Добавить в цитаты Настройки чтения

Страница 18 из 43

— Получается, семья тебя бросила.

— Ну да, — кивнул Грен.

— Свинство это.

— Я об этом не думал. Больно было. А потом — депрессия. Я вообще плохо помню тот период. Наркотики и… всякое разное.

— Понимаю. Тяжело тебе пришлось. Но ты сильный и справился.

— Я не справился, — напомнил Грен. — Депрессия так и не прошла. Я же умер, помнишь?

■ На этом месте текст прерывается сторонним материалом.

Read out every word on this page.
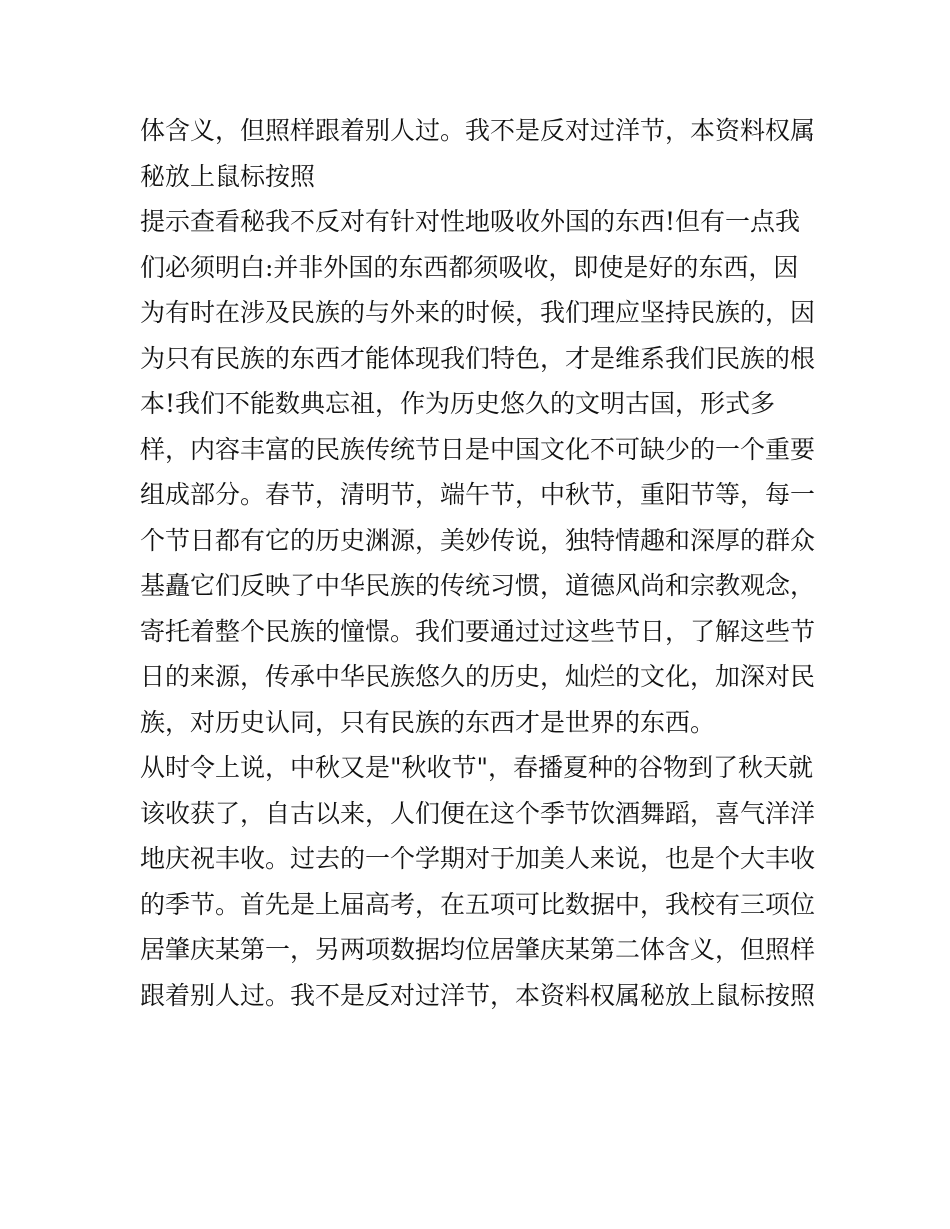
体含义，但照样跟着别人过。我不是反对过洋节，本资料权属
秘放上鼠标按照
提示查看秘我不反对有针对性地吸收外国的东西!但有一点我
们必须明白:并非外国的东西都须吸收，即使是好的东西，因
为有时在涉及民族的与外来的时候，我们理应坚持民族的，因
为只有民族的东西才能体现我们特色，才是维系我们民族的根
本!我们不能数典忘祖，作为历史悠久的文明古国，形式多
样，内容丰富的民族传统节日是中国文化不可缺少的一个重要
组成部分。春节，清明节，端午节，中秋节，重阳节等，每一
个节日都有它的历史渊源，美妙传说，独特情趣和深厚的群众
基矗它们反映了中华民族的传统习惯，道德风尚和宗教观念，
寄托着整个民族的憧憬。我们要通过过这些节日，了解这些节
日的来源，传承中华民族悠久的历史，灿烂的文化，加深对民
族，对历史认同，只有民族的东西才是世界的东西。
从时令上说，中秋又是"秋收节"，春播夏种的谷物到了秋天就
该收获了，自古以来，人们便在这个季节饮酒舞蹈，喜气洋洋
地庆祝丰收。过去的一个学期对于加美人来说，也是个大丰收
的季节。首先是上届高考，在五项可比数据中，我校有三项位
居肇庆某第一，另两项数据均位居肇庆某第二体含义，但照样
跟着别人过。我不是反对过洋节，本资料权属秘放上鼠标按照
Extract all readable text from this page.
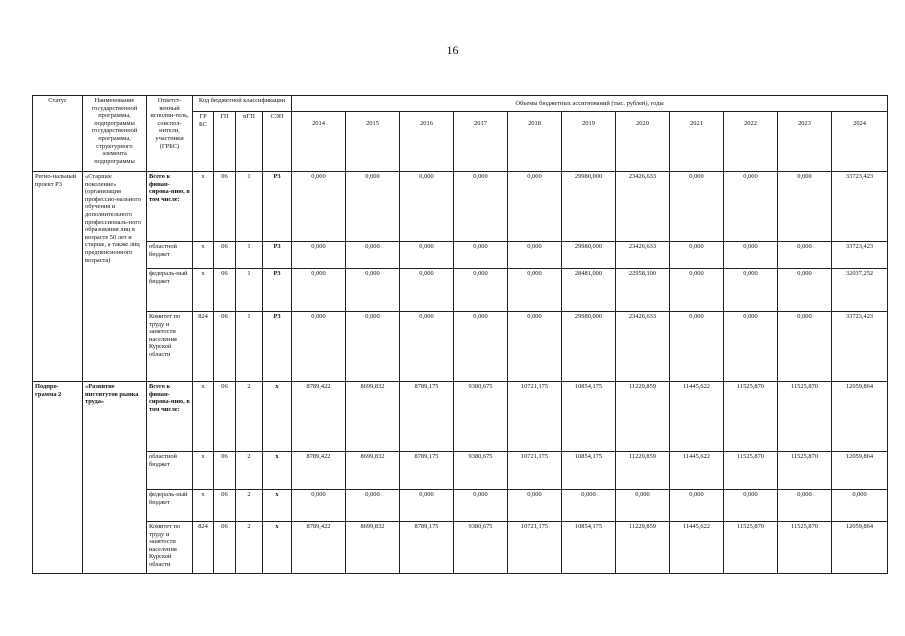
16
Статус	Наименование государственной программы, подпрограммы государственной программы, структурного элемента подпрограммы	Ответст-венный исполни-тель, соиспол-нители, участники (ГРБС)	Код бюджетной классификации				Объемы бюджетных ассигнований (тыс. рублей), годы										
			ГР БС	ГП	пГП	СЭП	2014	2015	2016	2017	2018	2019	2020	2021	2022	2023	2024
Регио-нальный проект Р3	«Старшее поколение» (организация профессио-нального обучения и дополнительного профессиональ-ного образования лиц в возрасте 50 лет и старше, а также лиц предпенсионного возраста)	Всего к финан-сирова-нию, в том числе:	х	06	1	Р3	0,000	0,000	0,000	0,000	0,000	29980,000	23426,633	0,000	0,000	0,000	33723,423
		областной бюджет	х	06	1	Р3	0,000	0,000	0,000	0,000	0,000	29980,000	23426,633	0,000	0,000	0,000	33723,423
		федераль-ный бюджет	х	06	1	Р3	0,000	0,000	0,000	0,000	0,000	28481,000	22958,100	0,000	0,000	0,000	32037,252
		Комитет по труду и занятости населения Курской области	824	06	1	Р3	0,000	0,000	0,000	0,000	0,000	29980,000	23426,633	0,000	0,000	0,000	33723,423
Подпро-грамма 2	«Развитие институтов рынка труда»	Всего к финан-сирова-нию, в том числе:	х	06	2	х	8789,422	8699,832	8789,175	9380,675	10721,175	10854,175	11229,859	11445,622	11525,870	11525,870	12059,864
		областной бюджет	х	06	2	х	8789,422	8699,832	8789,175	9380,675	10721,175	10854,175	11229,859	11445,622	11525,870	11525,870	12059,864
		федераль-ный бюджет	х	06	2	х	0,000	0,000	0,000	0,000	0,000	0,000	0,000	0,000	0,000	0,000	0,000
		Комитет по труду и занятости населения Курской области	824	06	2	х	8789,422	8699,832	8789,175	9380,675	10721,175	10854,175	11229,859	11445,622	11525,870	11525,870	12059,864
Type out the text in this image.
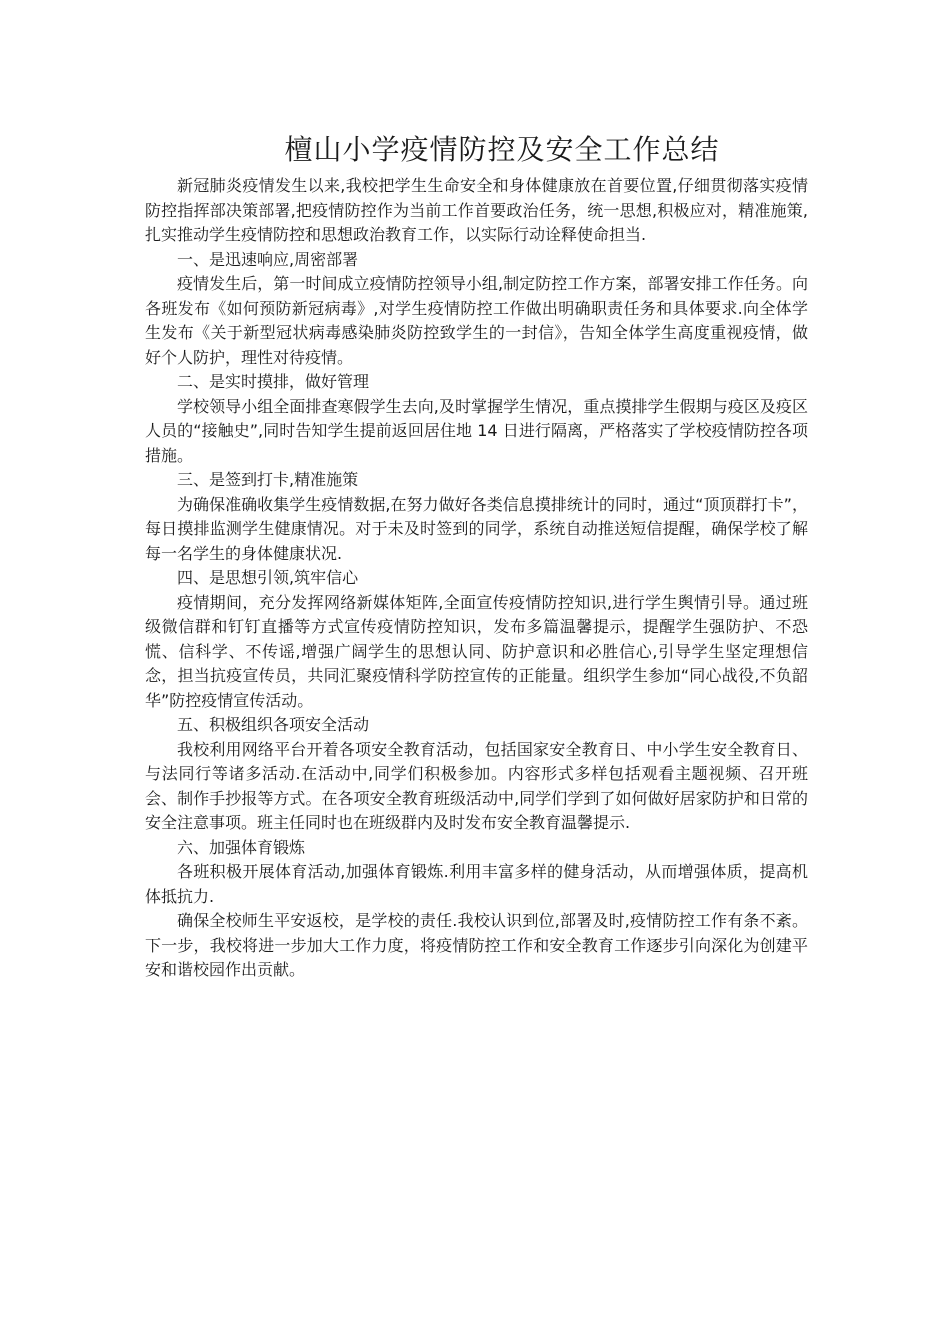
檀山小学疫情防控及安全工作总结

新冠肺炎疫情发生以来,我校把学生生命安全和身体健康放在首要位置,仔细贯彻落实疫情防控指挥部决策部署,把疫情防控作为当前工作首要政治任务，统一思想,积极应对，精准施策,扎实推动学生疫情防控和思想政治教育工作，以实际行动诠释使命担当.

一、是迅速响应,周密部署

疫情发生后，第一时间成立疫情防控领导小组,制定防控工作方案，部署安排工作任务。向各班发布《如何预防新冠病毒》,对学生疫情防控工作做出明确职责任务和具体要求.向全体学生发布《关于新型冠状病毒感染肺炎防控致学生的一封信》，告知全体学生高度重视疫情，做好个人防护，理性对待疫情。

二、是实时摸排，做好管理

学校领导小组全面排查寒假学生去向,及时掌握学生情况，重点摸排学生假期与疫区及疫区人员的“接触史”,同时告知学生提前返回居住地 14 日进行隔离，严格落实了学校疫情防控各项措施。

三、是签到打卡,精准施策

为确保准确收集学生疫情数据,在努力做好各类信息摸排统计的同时，通过“顶顶群打卡”，每日摸排监测学生健康情况。对于未及时签到的同学，系统自动推送短信提醒，确保学校了解每一名学生的身体健康状况.

四、是思想引领,筑牢信心

疫情期间，充分发挥网络新媒体矩阵,全面宣传疫情防控知识,进行学生舆情引导。通过班级微信群和钉钉直播等方式宣传疫情防控知识，发布多篇温馨提示，提醒学生强防护、不恐慌、信科学、不传谣,增强广阔学生的思想认同、防护意识和必胜信心,引导学生坚定理想信念，担当抗疫宣传员，共同汇聚疫情科学防控宣传的正能量。组织学生参加“同心战役,不负韶华”防控疫情宣传活动。

五、积极组织各项安全活动

我校利用网络平台开着各项安全教育活动，包括国家安全教育日、中小学生安全教育日、与法同行等诸多活动.在活动中,同学们积极参加。内容形式多样包括观看主题视频、召开班会、制作手抄报等方式。在各项安全教育班级活动中,同学们学到了如何做好居家防护和日常的安全注意事项。班主任同时也在班级群内及时发布安全教育温馨提示.

六、加强体育锻炼

各班积极开展体育活动,加强体育锻炼.利用丰富多样的健身活动，从而增强体质，提高机体抵抗力.

确保全校师生平安返校，是学校的责任.我校认识到位,部署及时,疫情防控工作有条不紊。下一步，我校将进一步加大工作力度，将疫情防控工作和安全教育工作逐步引向深化为创建平安和谐校园作出贡献。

— Как и я. Но все же опыт есть опыт, какой бы он ни был.

— Мне в тюрьме и на Каллисто не слишком пригодился опыт солдата. А для меня это было важно — что я солдат. Гражданская жизнь — она слишком сложная. Никаких простых решений. Никаких своих и врагов. Кто угодно может оказаться врагом. Кто угодно может стать своим. Пришлось лавировать, приспосабливаться… Ощущение грязи, понимаешь? Вчера твой пахан устроил разборку с другим, а завтра он подложит тебя под этого другого, и так все время.

Грен прикусил губу, поняв, что проговорился. Но Туу-Тикки то ли не обратила внимания, то ли решила, что «подложить» — это метафора.

— У меня было похоже, — сказала она. — Первая манифестация депрессии в десять лет. С покладкой в психиатрическую клинику. И поверь, в клинике было лучше, чем дома. Я все детство провела, веря, что внешний мир еще более жесток, чем моя семья, потому что если со мной так обращаются люди, которые должны меня любить, то что же со мной сделают чужие? А оказалось наоборот, нигде не будет хуже, чем в семье. Я только в пятнадцать узнала, что есть семьи, где детей не бьют. Чтобы справиться с последствиями взаимодействий с отцом-педофилом, мне понадобилось несколько лет психотерапии, и та еще задача была — найти терапевта, готового работать с этой темой. В двадцать семь я поняла, что не все родители желают сожрать своих детей, есть и те, кто поддерживает и помогает. Защищает. А меня в шестнадцать выставили из дома, отправили в другой город, где мне даже климат не подходил. Бросили выживать одну в разваливающейся стране. Ты не представляешь, как много всего я пропустила и упустила, потому что все силы бросила на банальное физическое выживание. У меня никогда не было много сил. И личная жизнь никогда не складывалась. Потому что не должна фигура отца, наставника и любовника совмещаться в одном человеке. Особенно если у него есть привычка самоутверждаться за твой счет.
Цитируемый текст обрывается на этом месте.